Circumcision gone wrong.
at least it looks like the genitals made it through.... it could be worse
ummm pink blood always confuses me.
no shoes,no skin,no service.
nice going drumofgravy,finally something good without the cock suprise you covet so much
So, is he/she technically naked?
It rubs the lotion in ?
no..
now slap me some skin..
a hose would make one hell of a mess
I want to throw a bucket of salt over it.
I would have replied to this if I had seen it. Sorry.
No no no. you can´t go back in time. Rule 6.b.
If a time machine had been invented you would only be able to travel back as far as the point at which the machine was built.
Only if it was built by MG Rover.

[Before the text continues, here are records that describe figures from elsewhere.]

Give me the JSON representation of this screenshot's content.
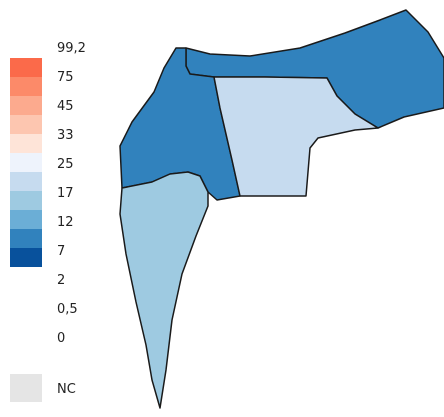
{
  "legend": {
    "items": [
      {
        "label": "99,2",
        "color": "#fb6a4a"
      },
      {
        "label": "75",
        "color": "#fc8a69"
      },
      {
        "label": "45",
        "color": "#fcaa8e"
      },
      {
        "label": "33",
        "color": "#fdc6b0"
      },
      {
        "label": "25",
        "color": "#fee4d8"
      },
      {
        "label": "17",
        "color": "#eef3fc"
      },
      {
        "label": "12",
        "color": "#c6dbef"
      },
      {
        "label": "7",
        "color": "#9ecae1"
      },
      {
        "label": "2",
        "color": "#6baed6"
      },
      {
        "label": "0,5",
        "color": "#3182bd"
      },
      {
        "label": "0",
        "color": "#08519c"
      }
    ],
    "nc": {
      "label": "NC",
      "color": "#e5e5e5"
    }
  },
  "regions": [
    {
      "id": "north-east",
      "fill": "#3182bd"
    },
    {
      "id": "north-west",
      "fill": "#3182bd"
    },
    {
      "id": "central",
      "fill": "#c6dbef"
    },
    {
      "id": "south",
      "fill": "#9ecae1"
    }
  ]
}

These japanese ones can do all sorts now.
Slap him with lime/salt hahahha
Do the happy hands!
Burn, baby burn, It's a disco inferno.
Love is a burning thing
and it makes a firery ring
bound by wild desire
I fell in to a ring of fire...
I fell in to a burning ring of fire
I went down,down,down
and the flames went higher.
And it burns,burns,burns
the ring of fire
the ring of fire.
its his favorite song
Haha.
High way to Hell !
HIGH WAY TO HELL!
fuck acdc and fuck you Plantshit. I think I speak for everyone on mucho when I say go fucking die.
You don't speak for anyone here, I guarantee it, noob.
Noobs don't get to speak for everyone. They just get to lick everyone's balls. Get back to work.
Fuck off anal, he´s our plantshit.
Anyway jsloan, have you got more than 1 song mixed up there????
I started down one road then changed my mind cause disco dead, but the man in black will live on forever.
http://www.muchosucko.com/show/45076
oops.
this guy should be dead...like Jett Travolta dead
Finally, someone comments. Now, if anyone knows any jokes? Some of the Conor Clapton ones were good ... but they may have withered with age.
"have you heard about the prototype jet just out?"....
i bet it burns when he pees
i checked the other copy of this pic and couldnt find the answer there... any one know the story behind this?